Manufacturing of biochemically engineered implantable tumor vaccines

  • WDVAX melanoma protocol (IND pending): A Phase I Trial of a Dendritic Cell Activating Scaffold Vaccine (WDVAX) Incorporating Autologous Melanoma Cell Lysate in Metastatic Melanoma Patients. The CMCF prepares the tumor vaccine, conducts release testing, and manufactures the vaccine delivery scaffold (WDVAX) according to standards provided by the Wyss Institute for Biologically Inspired Engineering. The CMCF also provided regulatory support in preparing the IND application and clinical trial protocol.

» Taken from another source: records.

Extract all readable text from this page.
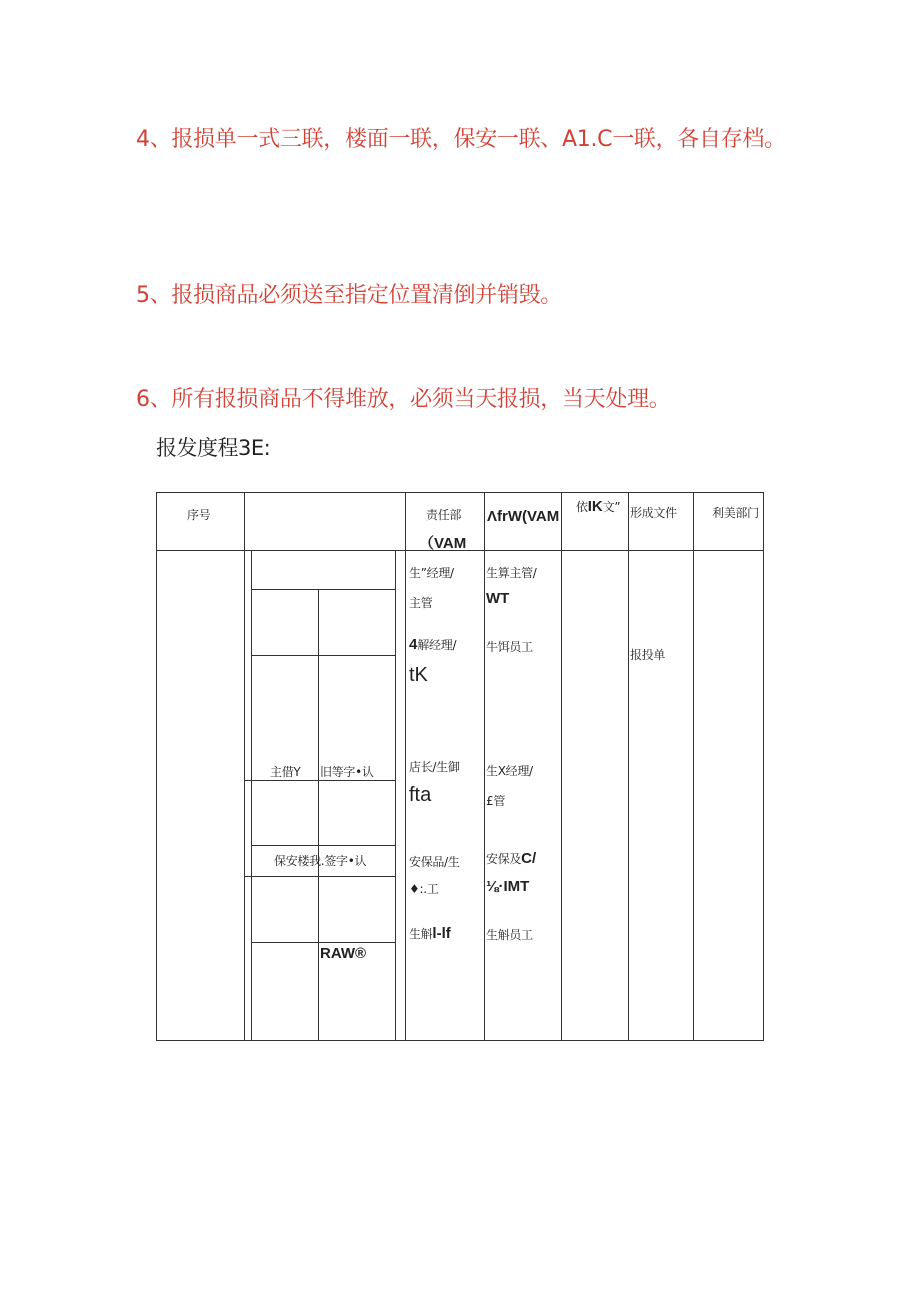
4、报损单一式三联，楼面一联，保安一联、A1.C一联，各自存档。
5、报损商品必须送至指定位置清倒并销毁。
6、所有报损商品不得堆放，必须当天报损，当天处理。
报发度程3E:
序号	责任部
（VAM
ΛfrW(VAM
依IK文” 形成文件	利美部门
主借Y 旧等字•认
保安楼我.签字•认
RAW®
生”经理/
主管
4解经理/
tK
店长/生御
fta
安保品/生
♦:.工
生斛l-lf
生算主管/
WT
牛饵员工
生X经理/
£管
安保及C/
⅛·IMT
生斛员工
报投单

Principal Investigator: F. Stephen Hodi, MD
IND Sponsor:  Glenn Dranoff, MD
Coordinating Center: Dana-Farber Cancer Institute

Generation of GM-CSF secreting autologous tumor cell vaccines for banking and clinical use

  • GVAX for MDS/AML:  DF/HCC 12-217-BB IND 7248 - A Randomized Placebo-controlled Phase II Trial of Irradiated, Adenovirus Vector Transfected GM-CSF Secreting Autologous Leukemia Cell Vaccination (GVAX) Versus Placebo Vaccination in Patients with Advanced MDS/AML After Allogeneic Hematopoietic Stem Cell Transplantation.

Principal Investigator: Vincent Ho, MD
IND Sponsor: Glenn Dranoff, MD
Coordinating Center: Dana-Farber Cancer Institute

  • K562 Cell Lines: Production of a Working Cell Bank (WCB) of GM-CSF Secreting K562 Cells and Production of a Master Cells Bank (MCB) and Working Cell Bank of K562-RGE Cells for use in Clinical Trials.